今までは作りかけだったから石に記憶させるわけにもいかず、完成を急いだが間に合わなかった、と。
「おお、それはすばらしいですねおねーさん。いやおねーさま!」
『まあ、あくまで人形の素体部分だけだがね。服の替えはまだいくつかあるし、希望があればそこの彼女あたりに作ってもらってくれ』
「というわけだ。頼りにしているぞ、ミサ君」
「布と金ちょうだい」
「大事に使いますはい」
『ははは、仲がいいんだな君達は。ずっと見ていても飽きなさそうだ』
「ほんとですか?よっしゃミサちー、漫才コンビでも目指すか」
「なんでやねん」
『ふふ……ではわたしは特等席から見させてもらうとするよ』
そう言って幽霊さんは少し寂しそうな顔で笑うと、石を人形に押し当てていきます。
石は硬そうな見た目に反して人形の額に吸い込まれるように進み、そしてーー完全に無くなりました。
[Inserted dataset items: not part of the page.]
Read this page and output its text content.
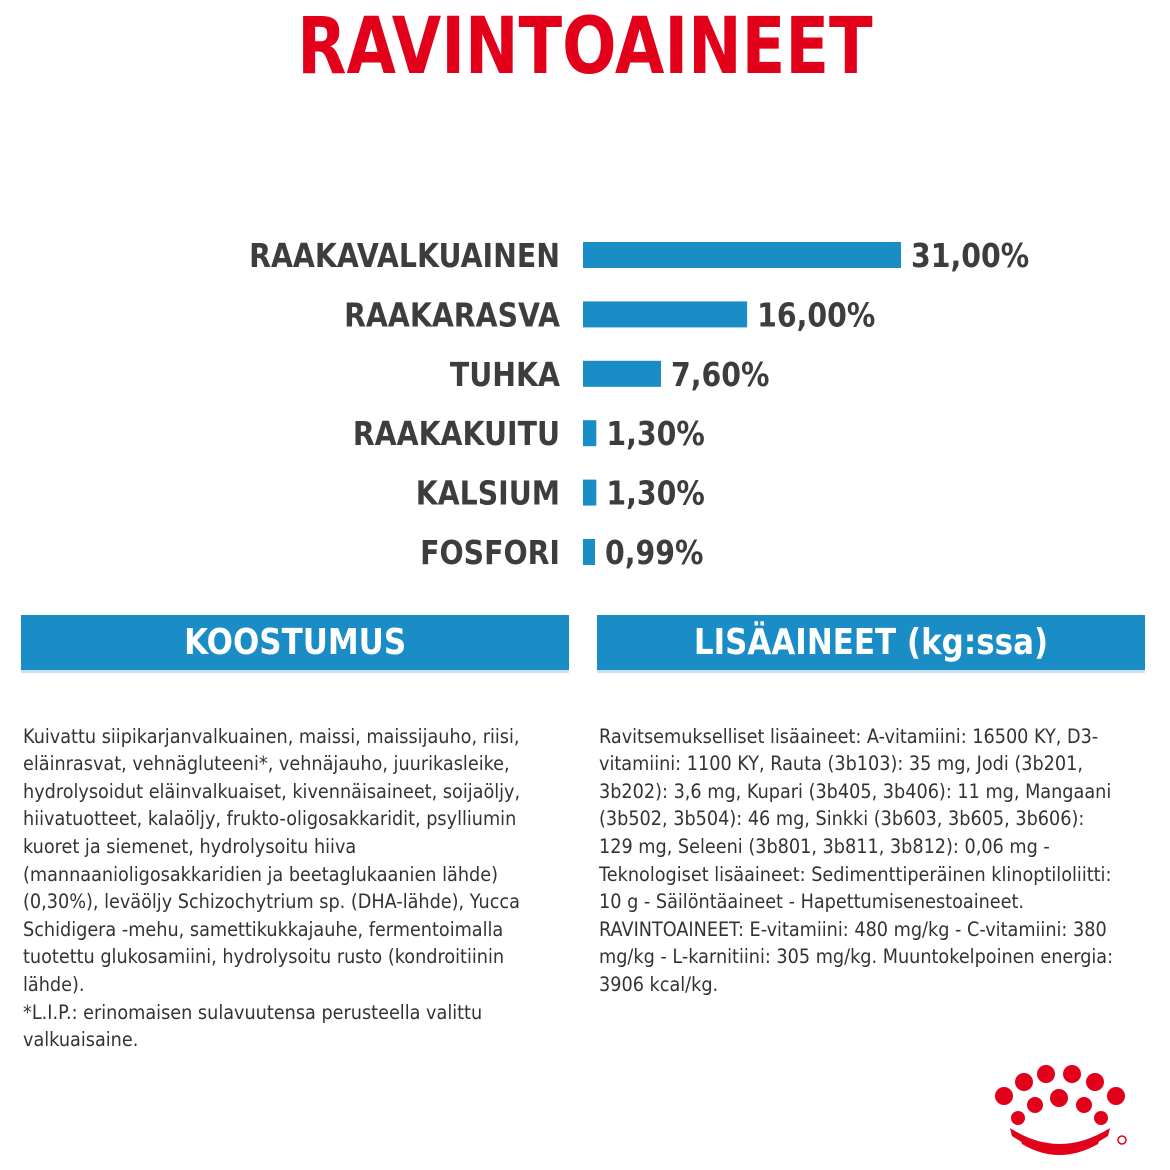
RAVINTOAINEET
RAAKAVALKUAINEN	31,00%
RAAKARASVA	16,00%
TUHKA	7,60%
RAAKAKUITU 1,30%
KALSIUM 1,30%
FOSFORI 0,99%
KOOSTUMUS

Kuivattu siipikarjanvalkuainen, maissi, maissijauho, riisi, eläinrasvat, vehnägluteeni*, vehnäjauho, juurikasleike, hydrolysoidut eläinvalkuaiset, kivennäisaineet, soijaöljy, hiivatuotteet, kalaöljy, frukto-oligosakkaridit, psylliumin kuoret ja siemenet, hydrolysoitu hiiva (mannaanioligosakkaridien ja beetaglukaanien lähde) (0,30%), leväöljy Schizochytrium sp. (DHA-lähde), Yucca Schidigera -mehu, samettikukkajauhe, fermentoimalla tuotettu glukosamiini, hydrolysoitu rusto (kondroitiinin lähde).
*L.I.P.: erinomaisen sulavuutensa perusteella valittu valkuaisaine.

LISÄAINEET (kg:ssa)

Ravitsemukselliset lisäaineet: A-vitamiini: 16500 KY, D3-vitamiini: 1100 KY, Rauta (3b103): 35 mg, Jodi (3b201, 3b202): 3,6 mg, Kupari (3b405, 3b406): 11 mg, Mangaani (3b502, 3b504): 46 mg, Sinkki (3b603, 3b605, 3b606): 129 mg, Seleeni (3b801, 3b811, 3b812): 0,06 mg - Teknologiset lisäaineet: Sedimenttiperäinen klinoptiloliitti: 10 g - Säilöntäaineet - Hapettumisenestoaineet. RAVINTOAINEET: E-vitamiini: 480 mg/kg - C-vitamiini: 380 mg/kg - L-karnitiini: 305 mg/kg. Muuntokelpoinen energia: 3906 kcal/kg.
『ふぅ、長かった。長かったが、最後にこんなに楽しみと驚きに溢れた時間が過ごせた。十分お釣りがくるな。わたしの人形屋歴も黒字で幕を下ろせるというものだ』
「お別れ、ですか」
『ああ、お別れだ』
「そっか。じゃあね、おねーさん。お元気で、は違うか。うーん、ごめーふくをお祈り……お幸せに」
『ははは、今以上の幸せはどうだろうな。ちょっと想像つかないが……それはそれで楽しみだな』
幽霊さんの輪郭が少しずつぼやけていきます。
『では、さらばだ。君達の征く道筋に、どうか幸多からんことを』
「ええまた、どこかでお会いすることもあるでしょう」
「? ばいばい、おねーさん」
−特殊シナリオクエスト【元住人霊からのお願い】を完遂しました−
そろそろ一章が終わりそうです。章分けがやっと仕事しそうです。
更新時間、今後もこのぐらいにした方が良さそうです。すみません、ズルズルと遅くなって。